Bedford Supervisor Lee Roberts, the Town Board and the town's Tree Advisory Board have invited the public to celebrate the planting of two baby sycamores at the historic Bedford Oak site on Saturday, Sept. 22 at 9:30 a.m.
The seedlings were propagated from the sycamore tree in front of the Bedford Village Library, the remaining of two sycamores that had stood there for hundreds of years.
In August 2008, after painstaking examination by tree experts and members of the Bedford Historical Society, it was concluded that the tree was rotted at the base and posed a hazard to the library building and passing cars and pedestrians.

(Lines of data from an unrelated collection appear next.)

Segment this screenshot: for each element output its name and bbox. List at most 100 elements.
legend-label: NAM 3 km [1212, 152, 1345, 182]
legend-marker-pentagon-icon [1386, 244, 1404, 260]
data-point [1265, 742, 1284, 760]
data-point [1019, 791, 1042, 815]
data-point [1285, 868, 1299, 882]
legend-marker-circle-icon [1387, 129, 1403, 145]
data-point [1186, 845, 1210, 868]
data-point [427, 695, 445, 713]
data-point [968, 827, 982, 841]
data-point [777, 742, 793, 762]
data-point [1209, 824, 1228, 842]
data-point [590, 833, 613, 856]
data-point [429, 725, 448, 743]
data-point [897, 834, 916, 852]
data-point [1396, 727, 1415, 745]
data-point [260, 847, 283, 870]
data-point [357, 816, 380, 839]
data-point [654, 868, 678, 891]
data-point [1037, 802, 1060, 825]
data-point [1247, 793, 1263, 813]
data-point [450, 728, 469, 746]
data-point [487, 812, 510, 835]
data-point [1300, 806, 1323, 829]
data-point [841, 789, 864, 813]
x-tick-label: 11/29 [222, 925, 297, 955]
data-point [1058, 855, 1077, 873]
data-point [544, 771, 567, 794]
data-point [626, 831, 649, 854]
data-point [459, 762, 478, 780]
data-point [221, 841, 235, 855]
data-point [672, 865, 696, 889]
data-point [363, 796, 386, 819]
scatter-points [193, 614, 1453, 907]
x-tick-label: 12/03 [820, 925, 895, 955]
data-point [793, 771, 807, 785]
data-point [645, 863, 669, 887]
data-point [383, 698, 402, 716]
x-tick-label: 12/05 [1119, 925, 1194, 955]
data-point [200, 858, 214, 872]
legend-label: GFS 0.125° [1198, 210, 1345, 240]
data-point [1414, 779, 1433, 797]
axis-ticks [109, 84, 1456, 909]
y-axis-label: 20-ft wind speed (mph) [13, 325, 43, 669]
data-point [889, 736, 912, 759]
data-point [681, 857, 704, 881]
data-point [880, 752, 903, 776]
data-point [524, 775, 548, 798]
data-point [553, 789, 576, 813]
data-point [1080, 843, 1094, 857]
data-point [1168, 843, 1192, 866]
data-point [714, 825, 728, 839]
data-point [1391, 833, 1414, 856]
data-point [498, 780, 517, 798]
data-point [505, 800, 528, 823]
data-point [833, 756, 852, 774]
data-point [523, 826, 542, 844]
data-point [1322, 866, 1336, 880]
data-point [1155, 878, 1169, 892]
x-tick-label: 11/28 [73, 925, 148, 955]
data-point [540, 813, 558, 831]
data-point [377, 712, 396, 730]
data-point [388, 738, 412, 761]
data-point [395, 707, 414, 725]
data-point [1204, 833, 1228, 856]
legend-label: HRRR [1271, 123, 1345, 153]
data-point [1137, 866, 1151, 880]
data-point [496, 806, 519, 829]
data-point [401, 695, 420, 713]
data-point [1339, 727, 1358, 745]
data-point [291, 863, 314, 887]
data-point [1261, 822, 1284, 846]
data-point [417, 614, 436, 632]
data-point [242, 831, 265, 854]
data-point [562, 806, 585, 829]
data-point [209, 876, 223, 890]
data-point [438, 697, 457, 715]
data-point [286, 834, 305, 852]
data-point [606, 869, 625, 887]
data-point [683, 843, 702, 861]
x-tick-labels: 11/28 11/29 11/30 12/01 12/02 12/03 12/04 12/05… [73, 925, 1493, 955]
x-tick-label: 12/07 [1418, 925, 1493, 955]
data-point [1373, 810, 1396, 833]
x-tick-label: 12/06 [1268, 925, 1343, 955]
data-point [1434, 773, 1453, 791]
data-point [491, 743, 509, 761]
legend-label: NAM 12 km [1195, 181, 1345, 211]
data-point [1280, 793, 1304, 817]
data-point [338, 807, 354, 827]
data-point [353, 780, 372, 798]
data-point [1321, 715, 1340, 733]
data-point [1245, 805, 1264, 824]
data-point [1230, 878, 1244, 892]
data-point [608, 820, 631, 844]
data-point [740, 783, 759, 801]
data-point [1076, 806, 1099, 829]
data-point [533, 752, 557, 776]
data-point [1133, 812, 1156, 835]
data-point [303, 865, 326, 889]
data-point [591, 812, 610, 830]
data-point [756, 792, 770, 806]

“Unfortunately, that was the end of its life in that spot,” said Tree Advisory Board chair, arborist Mike Serio.
Out of approximately three hundred cuttings taken and propagated at the time the tree was removed, two survived. These seedlings were grown for two years under the care of Wayne Cahilly, owner of Cahilly’s Horticultural Services and site historian at The New York Botanical Garden.
“There are only certain areas that have these great big old trees that date back several hundred years,” Serio said, and if there is ever any way to procure an original DNA sample and keep the line going, it should be done, he added.
The preservation effort was the brainchild of Bedford resident Sharon Kennedy-Nolle, one of Serio’s clients.
“It is my great hope that these two ‘Witness Trees’ will be enjoyed and treasured by Bedford residents for centuries,” said Kennedy-Nolle in a statement.
Preserving these stalwart reminders of an age gone by is important, said Serio, because of what went on underneath the spread of their branches: the development of an entire town over hundreds of years.
Looking at the great historic Bedford Oak that will stand in guard of the seedlings at the site on Route 22, Serio said he hopes it will be around for many more years to come. The board is looking into procuring clippings from this landmark tree as well, he said.
Trees play a big part in the life of the town, Serio said. Bedford has been designated a Tree City USA by the National Arborists Association, in part because of the works of the Tree Advisory Board, which plants memorial trees, advises residents on planting and caring for their own trees, and oversees the planting of a new tree every Arbor Day.